Re: Should vacuum process config file reload more often

From: Masahiko Sawada <sawada(dot)mshk(at)gmail(dot)com>
To: Melanie Plageman <melanieplageman(at)gmail(dot)com>
Cc: Daniel Gustafsson <daniel(at)yesql(dot)se>, Kyotaro Horiguchi <horikyota(dot)ntt(at)gmail(dot)com>, PostgreSQL Hackers <pgsql-hackers(at)postgresql(dot)org>, Andres Freund <andres(at)anarazel(dot)de>, amit(dot)kapila16(at)gmail(dot)com
Subject: Re: Should vacuum process config file reload more often
Date: 2023-04-03 02:27:42
Message-ID: CAD21AoDi4i4tj1Cf9BG0q2iyVhHisQ2xxVBZajEqExX6t6_b3g@mail.gmail.com
Views: Raw Message | Whole Thread | Download mbox | Resend email
Thread:
Lists: pgsql-hackers

On Sat, Apr 1, 2023 at 4:09 AM Melanie Plageman
<melanieplageman(at)gmail(dot)com> wrote:
>
> On Fri, Mar 31, 2023 at 10:31 AM Melanie Plageman
> <melanieplageman(at)gmail(dot)com> wrote:
> >
> > On Thu, Mar 30, 2023 at 3:26 PM Daniel Gustafsson <daniel(at)yesql(dot)se> wrote:
> > >
> > > > On 30 Mar 2023, at 04:57, Masahiko Sawada <sawada(dot)mshk(at)gmail(dot)com> wrote:
> > >
> > > > As another idea, why don't we use macros for that? For example,
> > > > suppose VacuumCostStatus is like:
> > > >
> > > > typedef enum VacuumCostStatus
> > > > {
> > > > VACUUM_COST_INACTIVE_LOCKED = 0,
> > > > VACUUM_COST_INACTIVE,
> > > > VACUUM_COST_ACTIVE,
> > > > } VacuumCostStatus;
> > > > VacuumCostStatus VacuumCost;
> > > >
> > > > non-vacuum code can use the following macros:
> > > >
> > > > #define VacuumCostActive() (VacuumCost == VACUUM_COST_ACTIVE)
> > > > #define VacuumCostInactive() (VacuumCost <= VACUUM_COST_INACTIVE) //
> > > > or we can use !VacuumCostActive() instead.
> > >
> > > I'm in favor of something along these lines. A variable with a name that
> > > implies a boolean value (active/inactive) but actually contains a tri-value is
> > > easily misunderstood. A VacuumCostState tri-value variable (or a better name)
> > > with a set of convenient macros for extracting the boolean active/inactive that
> > > most of the code needs to be concerned with would more for more readable code I
> > > think.
> >
> > The macros are very error-prone.

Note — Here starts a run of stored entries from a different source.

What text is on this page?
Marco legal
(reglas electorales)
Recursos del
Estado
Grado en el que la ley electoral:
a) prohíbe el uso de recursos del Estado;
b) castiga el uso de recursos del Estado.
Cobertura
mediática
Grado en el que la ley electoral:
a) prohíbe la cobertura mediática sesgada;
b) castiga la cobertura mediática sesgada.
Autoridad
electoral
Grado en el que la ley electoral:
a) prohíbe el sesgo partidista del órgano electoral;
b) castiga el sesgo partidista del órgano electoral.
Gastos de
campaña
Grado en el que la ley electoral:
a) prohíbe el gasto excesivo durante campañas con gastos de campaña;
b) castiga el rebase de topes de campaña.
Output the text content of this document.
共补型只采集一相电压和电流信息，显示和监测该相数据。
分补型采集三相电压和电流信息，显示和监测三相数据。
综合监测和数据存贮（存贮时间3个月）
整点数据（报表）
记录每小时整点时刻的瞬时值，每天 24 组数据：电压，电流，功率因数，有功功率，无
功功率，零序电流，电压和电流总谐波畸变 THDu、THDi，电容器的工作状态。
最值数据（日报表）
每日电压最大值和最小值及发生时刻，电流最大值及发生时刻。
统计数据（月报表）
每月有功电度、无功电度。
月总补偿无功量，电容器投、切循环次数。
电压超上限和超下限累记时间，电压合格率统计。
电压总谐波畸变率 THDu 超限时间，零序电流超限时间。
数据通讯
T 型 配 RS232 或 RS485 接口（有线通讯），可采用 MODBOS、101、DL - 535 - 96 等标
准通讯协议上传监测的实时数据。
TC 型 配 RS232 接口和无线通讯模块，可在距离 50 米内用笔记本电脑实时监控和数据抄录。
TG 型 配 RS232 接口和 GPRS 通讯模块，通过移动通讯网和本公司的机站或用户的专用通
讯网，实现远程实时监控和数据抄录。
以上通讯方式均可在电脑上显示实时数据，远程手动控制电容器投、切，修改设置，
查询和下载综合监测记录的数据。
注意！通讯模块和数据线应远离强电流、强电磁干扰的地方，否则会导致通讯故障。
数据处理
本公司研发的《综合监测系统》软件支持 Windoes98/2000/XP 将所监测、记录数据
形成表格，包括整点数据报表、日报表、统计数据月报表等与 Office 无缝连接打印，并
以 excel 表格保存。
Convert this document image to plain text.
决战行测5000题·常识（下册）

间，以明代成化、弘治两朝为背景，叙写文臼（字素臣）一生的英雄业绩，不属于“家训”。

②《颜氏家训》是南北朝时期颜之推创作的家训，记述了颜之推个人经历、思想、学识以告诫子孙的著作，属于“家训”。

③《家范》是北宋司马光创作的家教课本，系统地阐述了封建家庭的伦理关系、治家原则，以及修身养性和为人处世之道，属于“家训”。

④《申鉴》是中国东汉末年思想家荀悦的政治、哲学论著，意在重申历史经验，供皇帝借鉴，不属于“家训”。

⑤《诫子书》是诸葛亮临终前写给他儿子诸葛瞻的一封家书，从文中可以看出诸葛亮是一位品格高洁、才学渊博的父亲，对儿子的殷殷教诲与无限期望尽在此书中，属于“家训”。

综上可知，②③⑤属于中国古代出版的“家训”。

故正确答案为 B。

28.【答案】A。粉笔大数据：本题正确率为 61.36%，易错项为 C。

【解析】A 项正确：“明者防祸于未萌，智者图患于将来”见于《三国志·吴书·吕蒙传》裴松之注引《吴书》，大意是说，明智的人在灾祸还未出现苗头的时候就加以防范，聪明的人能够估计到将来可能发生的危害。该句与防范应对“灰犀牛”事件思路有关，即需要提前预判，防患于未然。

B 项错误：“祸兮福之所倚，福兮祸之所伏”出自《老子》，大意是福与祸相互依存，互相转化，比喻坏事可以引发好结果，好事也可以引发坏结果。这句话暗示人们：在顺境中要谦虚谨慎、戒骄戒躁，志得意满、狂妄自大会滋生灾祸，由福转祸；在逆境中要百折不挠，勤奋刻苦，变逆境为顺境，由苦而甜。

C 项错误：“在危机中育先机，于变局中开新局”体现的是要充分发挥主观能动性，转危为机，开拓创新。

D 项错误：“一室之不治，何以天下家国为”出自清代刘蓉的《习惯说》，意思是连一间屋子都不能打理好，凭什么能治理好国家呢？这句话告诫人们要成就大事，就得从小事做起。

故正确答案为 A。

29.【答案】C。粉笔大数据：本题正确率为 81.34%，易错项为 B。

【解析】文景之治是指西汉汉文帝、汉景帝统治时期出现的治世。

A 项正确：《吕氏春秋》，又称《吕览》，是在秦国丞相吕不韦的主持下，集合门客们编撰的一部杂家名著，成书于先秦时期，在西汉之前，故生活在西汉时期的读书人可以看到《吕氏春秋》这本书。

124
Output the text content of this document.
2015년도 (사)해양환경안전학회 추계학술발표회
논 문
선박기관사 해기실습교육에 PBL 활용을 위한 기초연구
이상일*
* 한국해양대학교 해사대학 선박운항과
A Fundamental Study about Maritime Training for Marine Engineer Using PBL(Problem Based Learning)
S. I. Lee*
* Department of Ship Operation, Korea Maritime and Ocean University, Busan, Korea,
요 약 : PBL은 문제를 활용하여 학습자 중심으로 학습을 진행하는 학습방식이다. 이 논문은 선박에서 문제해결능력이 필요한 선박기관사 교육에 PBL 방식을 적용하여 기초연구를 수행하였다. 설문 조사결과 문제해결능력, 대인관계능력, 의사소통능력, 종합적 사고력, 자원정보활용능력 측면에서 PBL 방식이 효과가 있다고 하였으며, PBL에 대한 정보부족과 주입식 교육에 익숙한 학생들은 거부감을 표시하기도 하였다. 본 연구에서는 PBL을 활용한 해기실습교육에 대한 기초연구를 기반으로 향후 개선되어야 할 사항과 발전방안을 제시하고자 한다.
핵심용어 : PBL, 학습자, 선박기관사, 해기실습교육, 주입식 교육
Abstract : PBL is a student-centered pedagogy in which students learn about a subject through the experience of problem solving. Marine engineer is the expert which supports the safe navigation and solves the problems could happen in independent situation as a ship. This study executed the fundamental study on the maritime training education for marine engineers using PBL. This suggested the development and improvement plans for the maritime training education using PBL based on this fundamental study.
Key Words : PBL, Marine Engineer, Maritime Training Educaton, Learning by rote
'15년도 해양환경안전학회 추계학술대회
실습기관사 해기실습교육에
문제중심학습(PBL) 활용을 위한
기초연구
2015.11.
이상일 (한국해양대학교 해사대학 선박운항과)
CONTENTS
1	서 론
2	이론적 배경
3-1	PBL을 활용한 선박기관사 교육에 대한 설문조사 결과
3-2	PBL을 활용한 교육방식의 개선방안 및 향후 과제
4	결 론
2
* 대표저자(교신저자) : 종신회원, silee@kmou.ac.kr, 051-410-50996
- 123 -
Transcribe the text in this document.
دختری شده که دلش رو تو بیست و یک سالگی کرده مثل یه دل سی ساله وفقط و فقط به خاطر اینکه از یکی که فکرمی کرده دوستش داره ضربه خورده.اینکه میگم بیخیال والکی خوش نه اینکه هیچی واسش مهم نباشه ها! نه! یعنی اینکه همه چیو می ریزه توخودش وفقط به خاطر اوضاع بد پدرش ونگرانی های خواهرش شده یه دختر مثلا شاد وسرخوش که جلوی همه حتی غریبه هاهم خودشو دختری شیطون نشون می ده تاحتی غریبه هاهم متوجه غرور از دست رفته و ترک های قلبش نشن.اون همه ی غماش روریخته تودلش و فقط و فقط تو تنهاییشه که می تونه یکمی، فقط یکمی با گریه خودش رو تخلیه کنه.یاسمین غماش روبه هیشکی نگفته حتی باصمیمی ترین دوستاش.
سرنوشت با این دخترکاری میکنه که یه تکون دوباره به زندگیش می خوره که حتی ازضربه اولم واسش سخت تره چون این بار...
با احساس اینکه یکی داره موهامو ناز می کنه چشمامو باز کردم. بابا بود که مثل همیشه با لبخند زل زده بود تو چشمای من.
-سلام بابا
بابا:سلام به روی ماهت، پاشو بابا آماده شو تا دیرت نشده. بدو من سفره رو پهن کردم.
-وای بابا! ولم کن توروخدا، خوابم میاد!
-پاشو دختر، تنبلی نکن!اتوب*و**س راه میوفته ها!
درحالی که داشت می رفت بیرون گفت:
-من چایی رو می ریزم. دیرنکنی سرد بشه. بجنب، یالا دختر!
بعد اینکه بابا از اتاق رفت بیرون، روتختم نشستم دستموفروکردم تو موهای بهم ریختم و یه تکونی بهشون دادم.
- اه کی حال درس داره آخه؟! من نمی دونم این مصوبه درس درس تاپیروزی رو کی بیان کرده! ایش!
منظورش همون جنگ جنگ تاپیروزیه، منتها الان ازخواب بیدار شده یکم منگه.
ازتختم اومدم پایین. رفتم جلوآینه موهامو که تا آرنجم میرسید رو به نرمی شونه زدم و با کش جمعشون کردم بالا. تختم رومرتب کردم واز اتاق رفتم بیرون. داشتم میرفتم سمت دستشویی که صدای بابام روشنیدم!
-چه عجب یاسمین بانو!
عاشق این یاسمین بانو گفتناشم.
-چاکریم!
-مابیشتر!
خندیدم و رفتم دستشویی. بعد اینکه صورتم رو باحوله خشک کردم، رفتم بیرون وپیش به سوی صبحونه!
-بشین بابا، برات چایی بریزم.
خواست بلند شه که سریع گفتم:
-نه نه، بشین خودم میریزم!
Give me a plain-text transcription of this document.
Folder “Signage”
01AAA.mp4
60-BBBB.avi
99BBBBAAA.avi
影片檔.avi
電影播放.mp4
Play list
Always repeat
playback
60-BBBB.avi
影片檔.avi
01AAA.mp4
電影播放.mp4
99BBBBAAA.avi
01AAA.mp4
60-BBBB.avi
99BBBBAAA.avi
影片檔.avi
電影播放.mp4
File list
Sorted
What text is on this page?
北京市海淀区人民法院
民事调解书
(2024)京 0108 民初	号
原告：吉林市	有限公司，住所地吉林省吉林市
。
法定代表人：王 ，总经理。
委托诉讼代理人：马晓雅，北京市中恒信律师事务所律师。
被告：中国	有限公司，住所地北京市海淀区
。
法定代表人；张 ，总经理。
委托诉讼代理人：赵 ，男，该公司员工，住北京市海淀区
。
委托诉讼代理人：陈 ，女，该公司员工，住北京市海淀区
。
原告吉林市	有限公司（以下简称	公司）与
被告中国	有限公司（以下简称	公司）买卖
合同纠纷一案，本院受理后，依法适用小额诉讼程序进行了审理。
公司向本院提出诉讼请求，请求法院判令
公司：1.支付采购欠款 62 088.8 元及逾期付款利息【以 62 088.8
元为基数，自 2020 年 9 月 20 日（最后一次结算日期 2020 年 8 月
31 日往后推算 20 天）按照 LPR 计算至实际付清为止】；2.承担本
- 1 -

I was just implementing this idea and
> > mistakenly tried to set the macro instead of the variable in multiple
> > places. Avoiding this involves another set of macros, and, in the end, I
> > think the complexity is much worse. Given the reviewers' uniform dislike
> > of VacuumCostInactive, I favor going back to two variables
> > (VacuumCostActive + VacuumFailsafeActive) and moving
> > LVRelState->failsafe_active to the global VacuumFailsafeActive.
> >
> > I will reimplement this in the next version.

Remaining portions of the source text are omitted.